A presidente do Brasil é Dilma Rousseff, mas isso parece
ser apenas um detalhe. Na fabulação bolivariana, ela não passa de uma nota de
rodapé ante os "gigantes" Luiz Inácio Lula da Silva, Hugo Chávez e
Néstor Kirchner. Por isso, o presidente da Venezuela, Nicolás Maduro, não teve
nenhum pudor em deixá-la esperando por quase duas horas, durante sua visita ao
Brasil, enquanto se encontrava com o ex-presidente Lula. Não foi apenas Dilma
que saiu menor desse episódio. É a própria Presidência brasileira que encolhe a
olhos vistos ante o menosprezo de Lula pela liturgia do cargo que ele não mais
ocupa, mas do qual não consegue "desencarnar". Dilma, por sua vez,
obediente e disciplinada, parece aceitar seu status de presidente ad hoc.
Como se sabe, Maduro veio ao Brasil para obter a
legitimidade política que lhe falta na Venezuela, graças à truculência com que
ele está tratando a oposição - dona de metade dos votos na controvertida
eleição vencida pelo herdeiro de Chávez. Maduro enfrenta resistência também nas
próprias fileiras chavistas, porque, com a morte do Comandante, se
multiplicaram focos de rebelião daqueles que se sentiram preteridos dentro do
Politburo venezuelano e relutam jurar lealdade ao presidente.
Já começam a circular rumores de que os próprios
chavistas, principalmente o presidente da Assembleia Nacional, Diosdado
Cabello, estão conspirando para prejudicar Maduro. Suspeita-se que Cabello -
que já está sendo chamado de "ditador em espera", é muito ligado aos
militares e não é bem visto pelo regime cubano, padrinho de Maduro - esteja
incitando a violência para precipitar a crise.
Tudo isso acontece em meio a uma avassaladora crise
econômica, cujo lado mais perverso e politicamente explosivo é o
desabastecimento de alimentos - que Maduro atribuiu à "sabotagem
econômica", sem reconhecer a óbvia incompetência de seu governo.
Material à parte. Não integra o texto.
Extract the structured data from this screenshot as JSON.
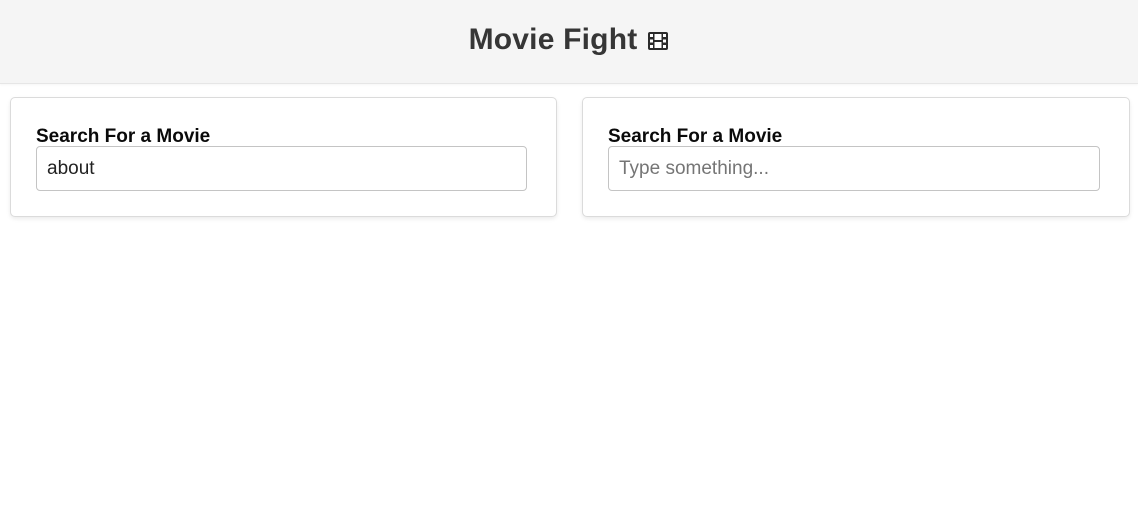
{
  "header": {
    "title": "Movie Fight",
    "icon": "film-icon"
  },
  "left_panel": {
    "label": "Search For a Movie",
    "input_value": "about",
    "placeholder": "Type something..."
  },
  "right_panel": {
    "label": "Search For a Movie",
    "input_value": "",
    "placeholder": "Type something..."
  },
  "colors": {
    "header_bg": "#f5f5f5",
    "title_text": "#363636",
    "card_border": "#dbdbdb"
  }
}
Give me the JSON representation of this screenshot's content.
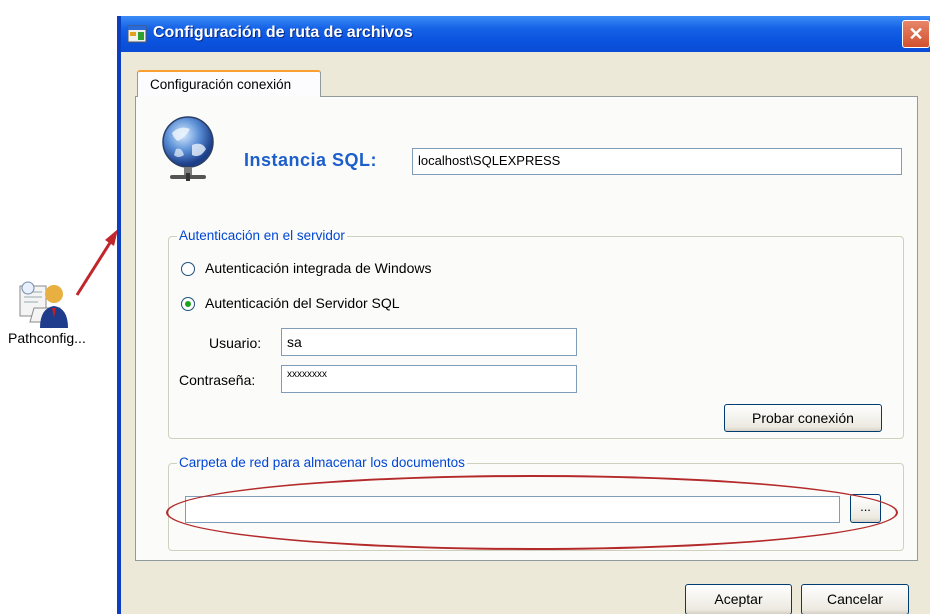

Não
surpreende que já haja pesquisas mostrando que, se a eleição presidencial fosse
hoje, o vencedor seria o opositor Henrique Capriles.
Nesse contexto, Maduro veio ao Brasil para pedir ajuda -
que se traduzirá em acordos comerciais francamente desequilibrados em favor da
Venezuela - e para consultar-se com Lula para saber o que fazer. O
ex-presidente não o decepcionou. "Hoje, Lula nos banhou de
sabedoria", declarou, entusiasmado, o venezuelano, após a audiência que
contou também com a presença do presidente do PT, Rui Falcão, numa deliberada
confusão de questões de Estado com interesses político-ideológicos. Lula falou
durante uma hora sobre sua "experiência de luta", disse Maduro, que
qualificou o petista de "pai dos homens e mulheres de esquerda da América
Latina". Para o venezuelano, "dos três gigantes que começaram este
processo de integração da América Latina, Kirchner, Chávez e Lula, só nos resta
Lula". Assim, a visita oficial de um chefe de Estado ao Brasil
converteu-se em peregrinação para adorar um santo vivo e beber de seus
"ensinamentos".
Somente depois de beijar a mão de Lula e de reconhecer-se como seu "filho" é que Maduro dirigiu-se ao Planalto para ser recebido por Dilma, que lhe reservou honras de Estado, a despeito do chá de cadeira que levou. Não contente em fazê-la esperar, Maduro ainda lhe presenteou com um enorme retrato de Chávez, numa cena constrangedora, que tornou a presidente ainda menor em todo o contexto. Restou a Dilma fazer um discurso curto, protocolar, em que exaltou a "parceria estratégica" entre Brasil e Venezuela e chamou de "momento histórico" o fato de que a Venezuela assumirá a presidência do Mercosul no segundo semestre - situação esdrúxula que só está sendo possível graças a um golpe bolivariano para isolar o Paraguai, que se opunha à entrada da Venezuela no bloco.
À vontade, Maduro sentiu-se autorizado a dizer, sem que a
mentira fosse contestada, que o projeto do Mercosul "nasceu em essência
das ideias de Chávez". No culto à personalidade de Chávez e Lula, Dilma é
cada vez mais apenas uma coadjuvante.